Credit score. Credit rating. In all likelihood, you would have encountered or heard one or all of these terms before.
This could’ve been in a conversation or whilst reading something in the financial section of the paper. Maybe you heard it used at school or university.
If you are like most people, you’ve heard the term and know it means something important, but you just aren't very clear on why or how - much like when you hear the term IRP5.
Find out what and credit scores and why they matter in the article that follows and you’ll be on your way to reaching your financial goals.
Is a credit score important?
Allow us to explain exactly what a credit score is and why it’s so important.
First and foremost, often the terms credit score and credit rating are used interchangeably, therefore they mean and refer to the same thing.
A credit score is a number that indicates the likelihood of you paying back credit that has been afforded to you.
You may have different credit scores depending on the credit reporting agency that you're looking at.
What is a credit score used for?
Lenders such as banks, credit card companies or even stores will look at your credit profile when determining whether or not to give you credit and how much of it to give.
Your credit score allows lenders to determine the level of risk they will incur when they loan you money or give you credit. Additionally, your credit score will also have an impact on the rate of interest lenders may charge you.
What this means then is that your credit score will impact every aspect of your financial life and will influence your ability to get credit. When you have a good credit rating your chances of getting larger credit increases.
So, in essence, your credit score determines if you'll be able to get credit and how much it's going to cost you. The better your credit score the better the deals and rates you will be able to secure.
What you can get with a good credit score
- credit cards and store cards
- home loans
- car financing
- cell phone contracts
- a property to rent
Two of the biggest loans you will ever get are your home loan and your vehicle loan. Since your credit score determines the rate you will get on these loans, you stand to save or lose thousands and thousands of Rands.
How to build a credit score
By now it should be abundantly clear that, in order to gain credit, you would need not just a credit score, but a good one at that. This poses the question then of how one acquires a credit score.
The answer is fairly simple, you get a credit report/record this report contains your complete financial history including where you hold accounts, your payment history, your total debt amount, as well as, any judgements against you.
What this entails is that you apply for credit of some sort - be it a store account or a cell phone contract (start small), these are the easiest forms of credit to obtain.
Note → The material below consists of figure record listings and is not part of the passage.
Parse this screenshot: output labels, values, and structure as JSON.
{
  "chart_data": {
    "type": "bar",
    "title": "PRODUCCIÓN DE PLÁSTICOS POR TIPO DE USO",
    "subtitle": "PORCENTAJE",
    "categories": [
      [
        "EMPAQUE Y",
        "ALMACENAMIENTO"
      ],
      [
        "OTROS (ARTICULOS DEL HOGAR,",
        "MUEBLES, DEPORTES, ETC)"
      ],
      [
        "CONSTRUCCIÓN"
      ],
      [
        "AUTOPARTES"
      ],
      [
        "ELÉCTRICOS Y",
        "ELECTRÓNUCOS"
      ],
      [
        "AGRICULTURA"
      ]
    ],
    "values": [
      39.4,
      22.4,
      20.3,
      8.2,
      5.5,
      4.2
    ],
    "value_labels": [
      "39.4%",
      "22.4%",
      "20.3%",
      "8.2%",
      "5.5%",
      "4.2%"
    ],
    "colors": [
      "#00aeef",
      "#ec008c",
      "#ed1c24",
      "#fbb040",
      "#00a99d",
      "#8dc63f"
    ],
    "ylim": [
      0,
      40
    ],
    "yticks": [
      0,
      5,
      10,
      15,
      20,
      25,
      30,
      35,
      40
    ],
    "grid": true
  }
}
How to maintain a good credit score
Once you have a line of credit it is up to you to ensure you pay your instalments each month on time and in full in order to get the best credit history, which allows you to get a good credit score.
Without a credit report or credit score, you do not exist and will not be able to apply for larger forms of finance such as home loans, car financing or business loans.
How to find your credit score
Once you have a credit record you will also have a credit score. You can find out what your score is from credit bureaus such as TransUnion or through sites like Clearscore. You are entitled to a free copy of your credit score once per year.
What credit scores mean in South Africa
- 650+ indicates an excellent credit rating
- 600-650 indicates a very good credit rating
- 550-600 indicates a good credit rating
- 490-550 indicates a sub-prime credit rating
- 490 and below indicates a poor credit rating
It is important to note that a poor credit rating does not determine whether or not you will be afforded a line of credit from new lenders, it only indicates to the lenders what level of risk they incur. The higher your credit rating the greater the chances of you being approved for more credit and lower interest rates.
How people get poor credit ratings
- Defaulting on loans
- Paying loans and credit late
- Non payment of any credit agreements including store cards
- Applying for multiple loans within a short period of time
- Closing store accounts and credit cards all at once
- Fraud and identity theft
Ways to improve your credit rating
- Ensure you pay your account instalments in full and on time.
- Do not open and close accounts often (store and bank accounts).
- Be sure not to apply for too much credit at the same time.
- Maintain a mix of healthy credit such as cell phone contracts, credit cards, store cards and car finance or a home loan. By having and repaying lines of credit diligently, you will increase your credit score.
- Check your credit score annually to make sure you are doing okay.
- If you have no credit score since you've never taken out a loan or any form of credit you can apply for a loan, credit card or store account to start building your credit.
- Always get a copy of your credit report and ensure that there are no errors or fraud present as this is very common. Also ensure your credit report has been updated by your creditors.
Always ensure you review your credit history at least once per annum and make sure that there are no errors and fraud.
Getting the credit agencies to repair errors and remove inaccuracies is quite time consuming so the sooner you get it done the better. Finally, keep credit to a minimum to ensure that you don’t over extend yourself and find yourself in overwhelming debt.
On a final note, we hope this information has been helpful and that you are now more mindful of your credit score, how to improve it and how it directly impacts your life.